By: Susan Reckling, MA
Posted: Monday, April 17, 2023

To improve outcomes in patients with cholangiocarcinoma, investigators are exploring whether the addition of telotristat ethyl—an inhibitor of tryptophan hydroxylase 1 (TPH1)—to several different standard chemotherapies might be of benefit. In fact, Niranjan Awasthi, MSc, PhD, of Indiana University School of Medicine, South Bend, and colleagues found that in several preclinical models, the addition of telotristat ethyl enhanced response to chemotherapy with the combination of gemcitabine plus cisplatin as well as with nanoparticle albumin-bound (nab)-paclitaxel. Their early research findings were presented at the American Association for Cancer Research (AACR) Annual Meeting 2023 (Abstract 480/11).

“Combination therapies with telotristat ethyl have the potential to improve clinical cholangiocarcinoma therapy,” the investigators predicted.

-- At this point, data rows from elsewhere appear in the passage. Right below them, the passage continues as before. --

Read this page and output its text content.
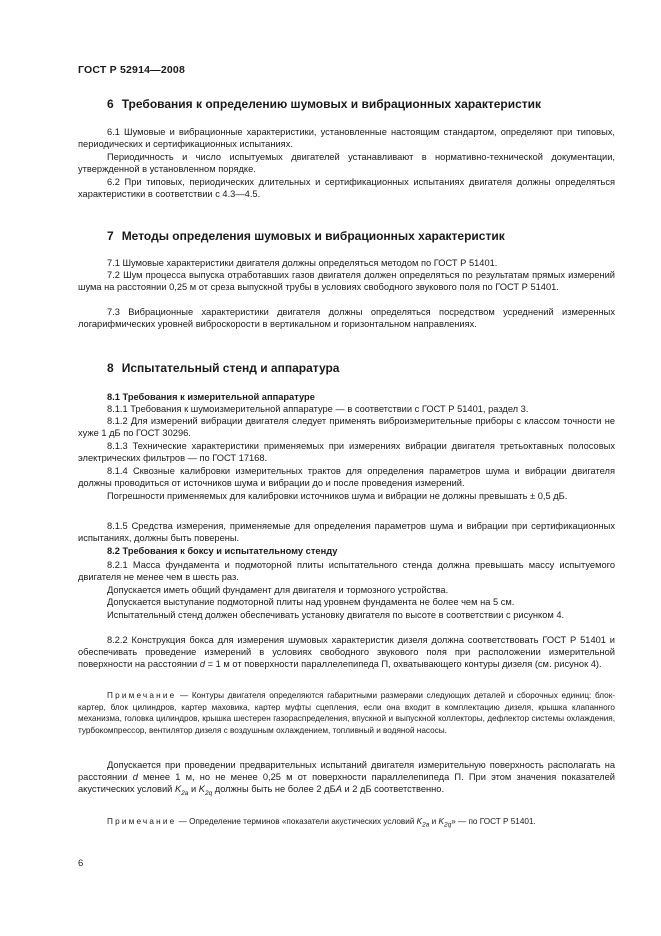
ГОСТ Р 52914—2008
6 Требования к определению шумовых и вибрационных характеристик
6.1 Шумовые и вибрационные характеристики, установленные настоящим стандартом, определяют при типовых, периодических и сертификационных испытаниях.
Периодичность и число испытуемых двигателей устанавливают в нормативно-технической документации, утвержденной в установленном порядке.
6.2 При типовых, периодических длительных и сертификационных испытаниях двигателя должны определяться характеристики в соответствии с 4.3—4.5.
7 Методы определения шумовых и вибрационных характеристик
7.1 Шумовые характеристики двигателя должны определяться методом по ГОСТ Р 51401.
7.2 Шум процесса выпуска отработавших газов двигателя должен определяться по результатам прямых измерений шума на расстоянии 0,25 м от среза выпускной трубы в условиях свободного звукового поля по ГОСТ Р 51401.
7.3 Вибрационные характеристики двигателя должны определяться посредством усреднений измеренных логарифмических уровней виброскорости в вертикальном и горизонтальном направлениях.
8 Испытательный стенд и аппаратура
8.1 Требования к измерительной аппаратуре
8.1.1 Требования к шумоизмерительной аппаратуре — в соответствии с ГОСТ Р 51401, раздел 3.
8.1.2 Для измерений вибрации двигателя следует применять виброизмерительные приборы с классом точности не хуже 1 дБ по ГОСТ 30296.
8.1.3 Технические характеристики применяемых при измерениях вибрации двигателя третьоктавных полосовых электрических фильтров — по ГОСТ 17168.
8.1.4 Сквозные калибровки измерительных трактов для определения параметров шума и вибрации двигателя должны проводиться от источников шума и вибрации до и после проведения измерений.
Погрешности применяемых для калибровки источников шума и вибрации не должны превышать ± 0,5 дБ.
8.1.5 Средства измерения, применяемые для определения параметров шума и вибрации при сертификационных испытаниях, должны быть поверены.
8.2 Требования к боксу и испытательному стенду
8.2.1 Масса фундамента и подмоторной плиты испытательного стенда должна превышать массу испытуемого двигателя не менее чем в шесть раз.
Допускается иметь общий фундамент для двигателя и тормозного устройства.
Допускается выступание подмоторной плиты над уровнем фундамента не более чем на 5 см.
Испытательный стенд должен обеспечивать установку двигателя по высоте в соответствии с рисунком 4.
8.2.2 Конструкция бокса для измерения шумовых характеристик дизеля должна соответствовать ГОСТ Р 51401 и обеспечивать проведение измерений в условиях свободного звукового поля при расположении измерительной поверхности на расстоянии d = 1 м от поверхности параллелепипеда П, охватывающего контуры дизеля (см. рисунок 4).
Примечание — Контуры двигателя определяются габаритными размерами следующих деталей и сборочных единиц: блок-картер, блок цилиндров, картер маховика, картер муфты сцепления, если она входит в комплектацию дизеля, крышка клапанного механизма, головка цилиндров, крышка шестерен газораспределения, впускной и выпускной коллекторы, дефлектор системы охлаждения, турбокомпрессор, вентилятор дизеля с воздушным охлаждением, топливный и водяной насосы.
Допускается при проведении предварительных испытаний двигателя измерительную поверхность располагать на расстоянии d менее 1 м, но не менее 0,25 м от поверхности параллелепипеда П. При этом значения показателей акустических условий $K_{2a}$ и $K_{2q}$ должны быть не более 2 дБA и 2 дБ соответственно.
Примечание — Определение терминов «показатели акустических условий $K_{2a}$ и $K_{2q}$» — по ГОСТ Р 51401.
6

Dr. Awasthi and colleagues focused on human CCLP-1 cells (iCCA), TFK-1 cells (dCCA), SNU-1196 cells (pCCA) in NOD/SCID mice, and in patient-derived xenografts in NSG mice to perform their tumor growth study in subcutaneous cell-derived xenografts. They used immunohistochemistry to determine intratumoral proliferation and serotonin levels.

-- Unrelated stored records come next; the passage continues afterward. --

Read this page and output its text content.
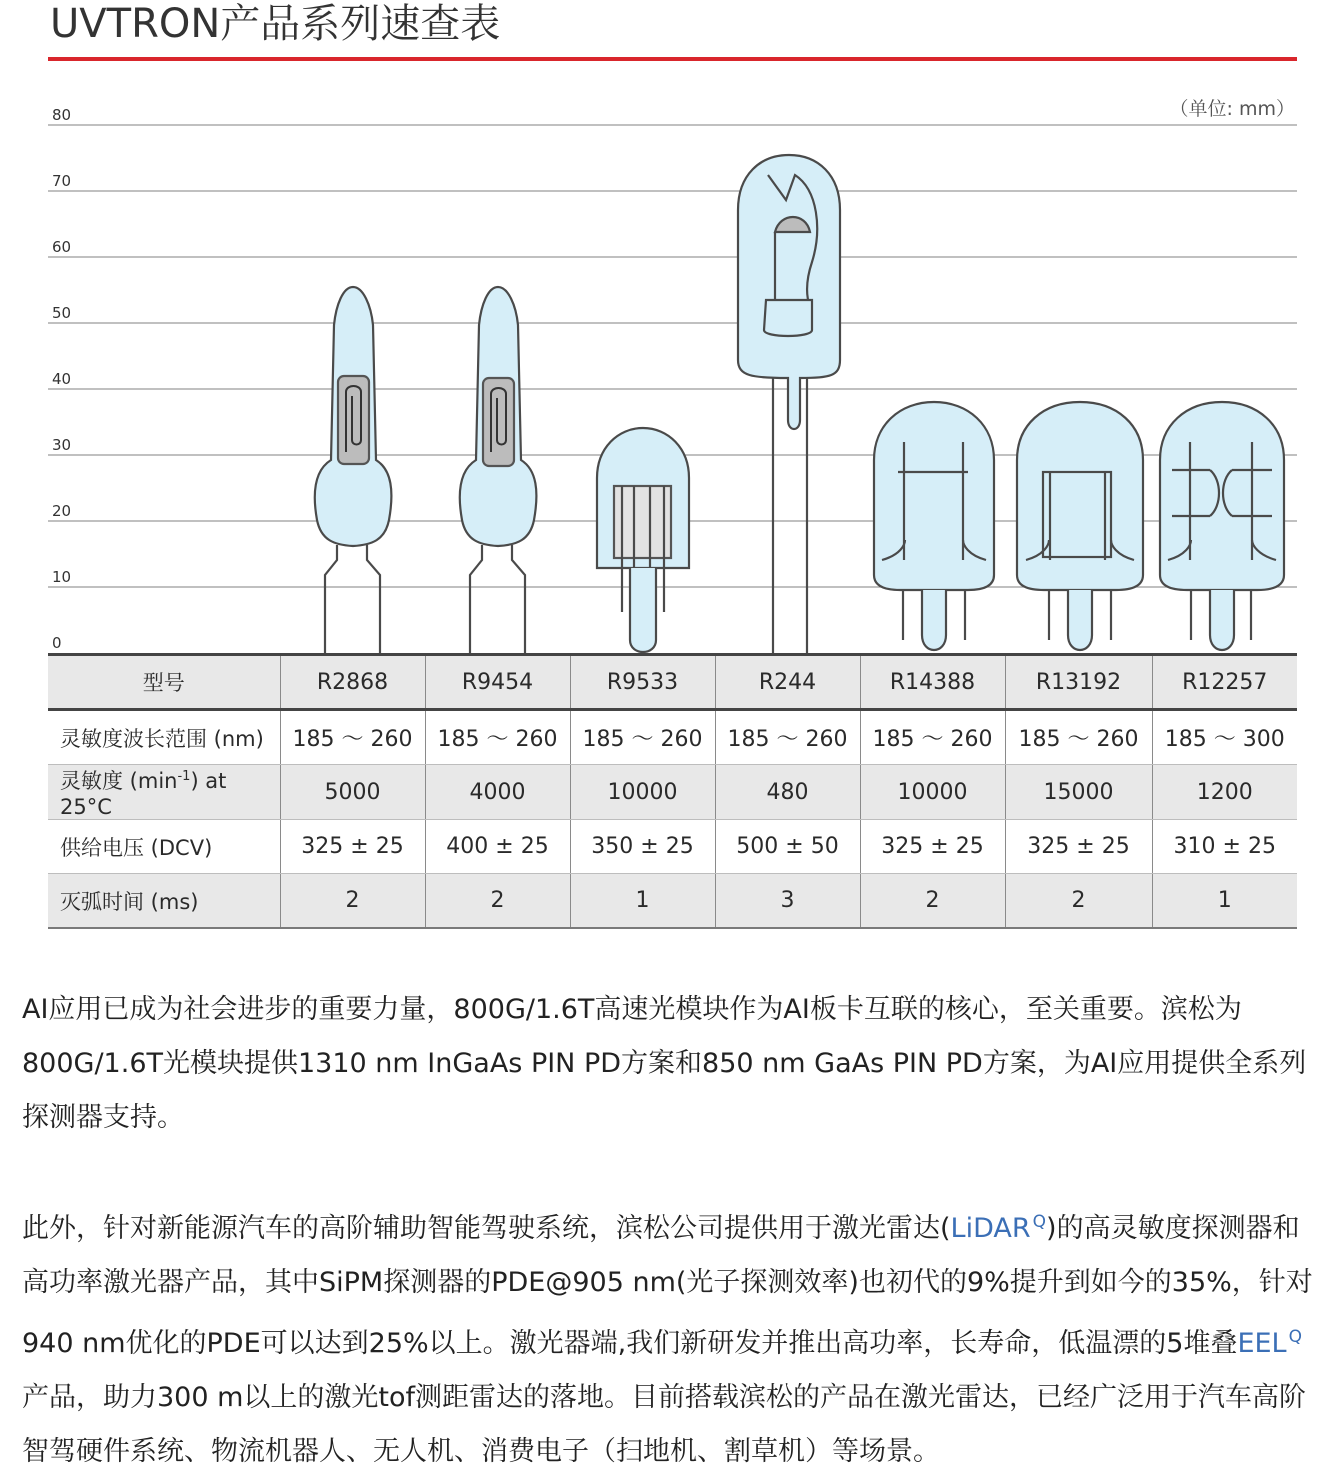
UVTRON产品系列速查表
80
70
60
50
40
30
20
10
0
（单位: mm）
型号	R2868	R9454	R9533	R244	R14388	R13192	R12257
灵敏度波长范围 (nm)	185 ～ 260	185 ～ 260	185 ～ 260	185 ～ 260	185 ～ 260	185 ～ 260	185 ～ 300
灵敏度 $(\min^{-1})$ at 25°C	5000	4000	10000	480	10000	15000	1200
供给电压 (DCV)	325 ± 25	400 ± 25	350 ± 25	500 ± 50	325 ± 25	325 ± 25	310 ± 25
灭弧时间 (ms)	2	2	1	3	2	2	1

AI应用已成为社会进步的重要力量，800G/1.6T高速光模块作为AI板卡互联的核心，至关重要。滨松为800G/1.6T光模块提供1310 nm InGaAs PIN PD方案和850 nm GaAs PIN PD方案，为AI应用提供全系列探测器支持。

此外，针对新能源汽车的高阶辅助智能驾驶系统，滨松公司提供用于激光雷达(LiDAR $^Q$)的高灵敏度探测器和高功率激光器产品，其中SiPM探测器的PDE@905 nm(光子探测效率)也初代的9%提升到如今的35%，针对940 nm优化的PDE可以达到25%以上。激光器端,我们新研发并推出高功率，长寿命，低温漂的5堆叠EEL $^Q$产品，助力300 m以上的激光tof测距雷达的落地。目前搭载滨松的产品在激光雷达，已经广泛用于汽车高阶智驾硬件系统、物流机器人、无人机、消费电子（扫地机、割草机）等场景。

In peritoneal dissemination xenografts, the authors reported, animal survival was enhanced by nab-paclitaxel (60%), whereas telotristat ethyl (11%) or gemcitabine/cisplatin (9%) had a marginal effect. However, the combination of telotristat ethyl with gemcitabine/cisplatin (26%) or nab-paclitaxel (68%) yielded a further increase in animal survival.

In iCCA xenografts, tumor growth inhibition by telotristat ethyl was 53%, and nab-paclitaxel (69%) caused greater inhibition than gemcitabine/cisplatin (53%). In dCCA xenografts, tumor growth inhibition by telotristat ethyl was 51%, and nab-paclitaxel seemed to be more effective than gemcitabine/cisplatin (56% vs. 37%). In pCCA xenografts, tumor growth reduction by telotristat ethyl, nab-paclitaxel, and gemcitabine/cisplatin was 41%, 67%, and 58%, respectively.

In all three cell-derived xenografts, the combination of telotristat ethyl and chemotherapy yielded an improved tumor growth inhibition effect (range, 67%–90%). In patient-derived xenografts, the investigators observed an additive effect with the combination of telotristat ethyl and chemotherapy.

Disclosure: Dr. Awasthi has received grant support from TerSera Therapeutics, the company developing telotristat ethyl.